At the Eastern Kentucky University Board of Regents meeting Tuesday, John Williamson, the superintendent and dean of K-12 programming, discussed the new performance-based pay program to be implemented at the Model Laboratory School.
"We are really excited to get started with the performance-based pay for teachers," he told the board.
Model, the state's only remaining laboratory school, will introduce the new system in 2021, and according to Williamson, it will be an incentive for teachers to come to the school and help make Model a "center of innovation."
"We are incentivizing teachers to develop a plan with a new pedagogy or program that would go beyond the four walls of their classroom that would help change education in the commonwealth," Williamson said. "And if they would be willing to undertake that, we would be willing to compensate them for the year that they are undergoing that research."
According to Williamson, the school will offer "compensating and competitive pay," offering the same salary as Fayette County, the highest paying school system in the region.
He said the program is not automatic, so teachers who agree to participate in performance-based pay will have more work to do in order to improve efforts in education in a broader context.
So far, Williamson said, he has received good feedback from the faculty, especially with less experienced teachers.
"We have gotten a good reception especially from less experienced teachers who are just starting out in the profession with the initiative," he said. "That's what we want, to start them off and influence their instructional practice for the rest of their career."
Williamson, who just recently took his position, told the board that when he was hired, he was focused on three initiatives to help make the laboratory school the "model" for K-12 education.

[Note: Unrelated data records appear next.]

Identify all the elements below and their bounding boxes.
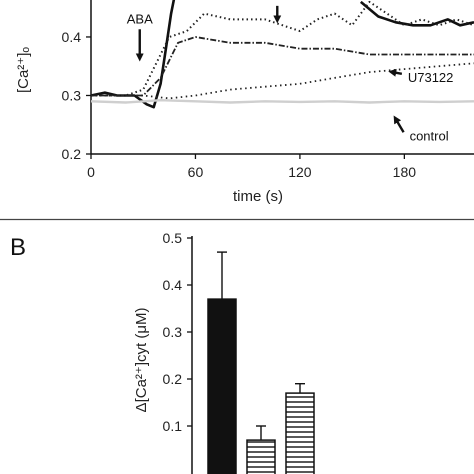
y-tick-label: 0.4	[62, 29, 82, 45]
bar-1	[207, 298, 237, 474]
series-line-6	[90, 99, 474, 104]
annotations: ABA U73122 control	[127, 5, 454, 143]
annotation-label: U73122	[408, 70, 454, 85]
x-tick-label: 0	[87, 164, 95, 180]
y-tick-label-b: 0.3	[163, 324, 183, 340]
y-tick-label-b: 0.1	[163, 418, 183, 434]
annotation-label: ABA	[127, 11, 153, 26]
y-ticks: 0.2 0.3 0.4	[62, 29, 91, 162]
x-tick-label: 180	[393, 164, 417, 180]
x-tick-label: 120	[288, 164, 312, 180]
annotation-arrow	[388, 68, 403, 77]
y-tick-label-b: 0.4	[163, 277, 183, 293]
y-tick-label-b: 0.5	[163, 230, 183, 246]
x-tick-label: 60	[188, 164, 204, 180]
y-axis-label-b: Δ[Ca²⁺]cyt (μM)	[133, 308, 150, 413]
series-line-1	[90, 0, 176, 109]
y-tick-label-b: 0.2	[163, 371, 183, 387]
y-tick-label: 0.2	[62, 146, 82, 162]
x-ticks: 0 60 120 180	[87, 154, 416, 180]
y-axis-label: [Ca²⁺]ₒ	[15, 47, 32, 93]
y-ticks-b: 0.1 0.2 0.3 0.4 0.5	[163, 230, 192, 434]
y-tick-label: 0.3	[62, 87, 82, 103]
annotation-arrow	[393, 115, 405, 133]
bar-chart-panel-b: B Δ[Ca²⁺]cyt (μM) 0.1 0.2 0.3 0.4 0.5	[10, 230, 315, 474]
bar-2	[246, 439, 276, 474]
series-group	[90, 0, 474, 109]
bars	[207, 251, 315, 474]
annotation-label: control	[410, 128, 449, 143]
series-line-5	[91, 62, 474, 100]
series-line-2	[359, 0, 474, 27]
panel-label-b: B	[10, 234, 26, 261]
bar-3	[285, 392, 315, 474]
line-chart-panel-a: [Ca²⁺]ₒ 0.2 0.3 0.4 0 60 120 180 ABA U73122 con…	[15, 0, 474, 205]
x-axis-label: time (s)	[233, 188, 283, 205]
series-line-4	[91, 36, 474, 97]
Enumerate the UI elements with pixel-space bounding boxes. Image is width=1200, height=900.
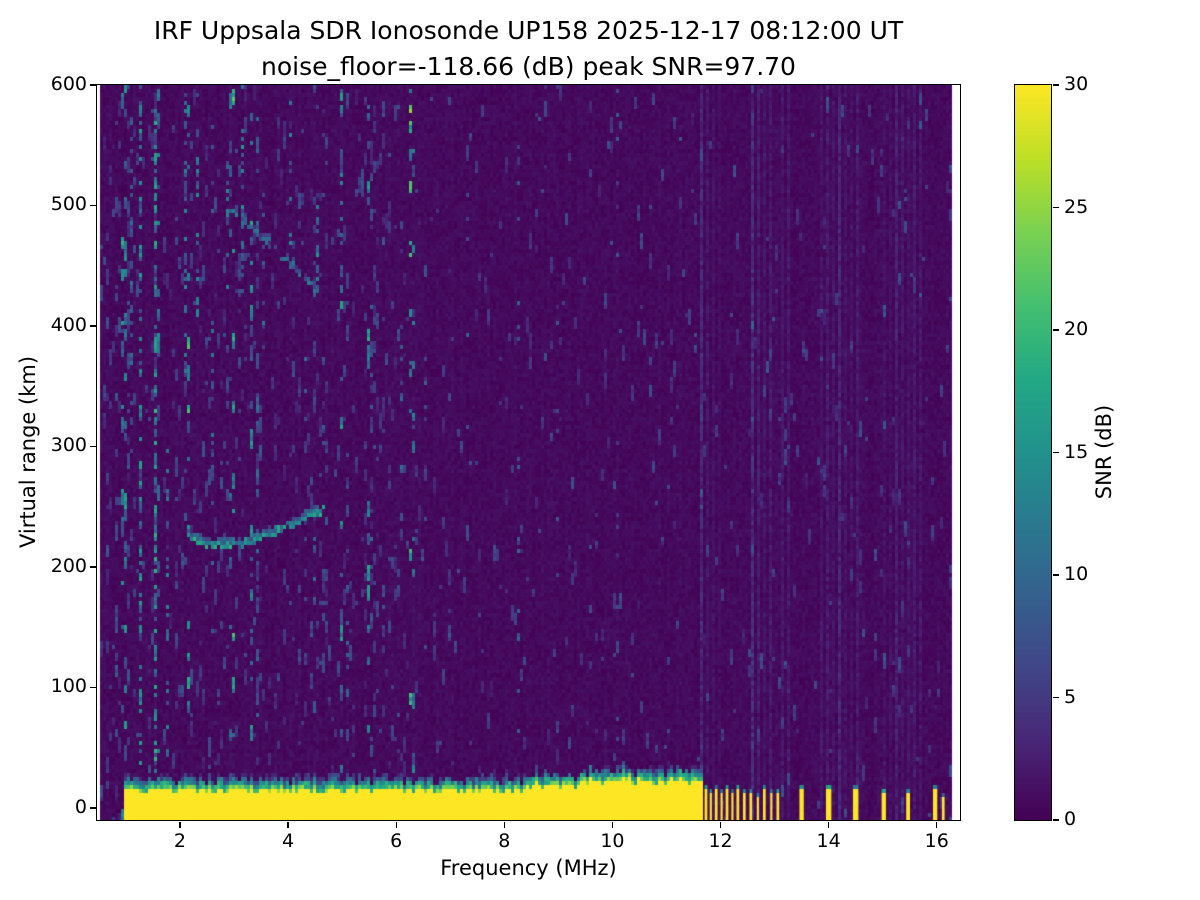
y-tick-mark [89,84,96,86]
x-tick-mark [611,821,614,828]
colorbar [1013,83,1052,821]
y-tick-mark [89,204,96,207]
y-tick-mark [89,686,96,689]
y-tick-label: 500 [50,193,87,216]
x-tick-label: 16 [924,830,949,852]
colorbar-tick-label: 0 [1064,808,1077,830]
y-tick-label: 600 [50,73,87,95]
x-tick-mark [395,821,397,828]
colorbar-tick-mark [1052,696,1059,699]
colorbar-tick-label: 20 [1064,318,1089,340]
x-tick-mark [179,821,181,828]
colorbar-tick-mark [1052,84,1059,86]
colorbar-tick-label: 15 [1064,440,1089,463]
plot-area [95,83,961,821]
x-tick-mark [827,821,830,828]
x-tick-label: 8 [498,830,511,852]
x-tick-label: 4 [282,830,295,852]
chart-title: IRF Uppsala SDR Ionosonde UP158 2025-12-… [0,13,1057,85]
x-tick-label: 2 [173,830,187,852]
y-tick-label: 100 [50,675,87,698]
x-axis-label: Frequency (MHz) [440,856,617,880]
y-tick-mark [89,325,96,327]
x-tick-mark [503,821,505,828]
chart-title-line2: noise_floor=-118.66 (dB) peak SNR=97.70 [261,52,796,81]
colorbar-tick-label: 10 [1064,563,1089,585]
colorbar-tick-mark [1052,451,1059,454]
x-tick-label: 10 [600,830,625,852]
colorbar-label: SNR (dB) [1092,404,1116,500]
y-tick-label: 400 [50,313,87,336]
ionogram-heatmap [96,84,960,820]
colorbar-tick-label: 5 [1064,685,1077,708]
x-tick-mark [719,821,722,828]
chart-title-line1: IRF Uppsala SDR Ionosonde UP158 2025-12-… [153,16,904,45]
colorbar-tick-label: 25 [1064,195,1089,218]
x-tick-mark [287,821,289,828]
y-tick-label: 200 [50,554,87,577]
x-tick-label: 14 [816,830,841,852]
x-tick-mark [936,821,938,828]
colorbar-tick-label: 30 [1064,73,1089,95]
y-tick-label: 300 [50,434,87,457]
colorbar-tick-mark [1052,206,1059,209]
colorbar-tick-mark [1052,574,1059,576]
y-tick-mark [89,566,96,568]
y-tick-mark [89,445,96,448]
x-tick-label: 12 [708,830,733,852]
y-tick-label: 0 [74,795,87,818]
y-tick-mark [89,807,96,809]
x-tick-label: 6 [390,830,403,852]
colorbar-tick-mark [1052,819,1059,821]
colorbar-tick-mark [1052,329,1059,331]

In his position, he hopes to revitalize the school as a learning lab and center for innovation, become the center for K-12 education and strategically focus the school's dual enrollment offerings and initiatives.
He updated the board at their regular meeting of the school's 5% increase in enrollment, noting that since students pay tuition to attend the lab school, it was impressive.
However, with that increase, he told the board the current facilities the school operates in are too small for meaningful growth.
"In order to grow and scale our work, our facilities just don't work," he said. "They are out of date, the infrastructure doesn't work. When we have heating or cooling, it is in the opposite season of when you would need it."
He went on to thank the facilities department at the university for helping to update and maintain the existing structure to better serve both the students and faculty.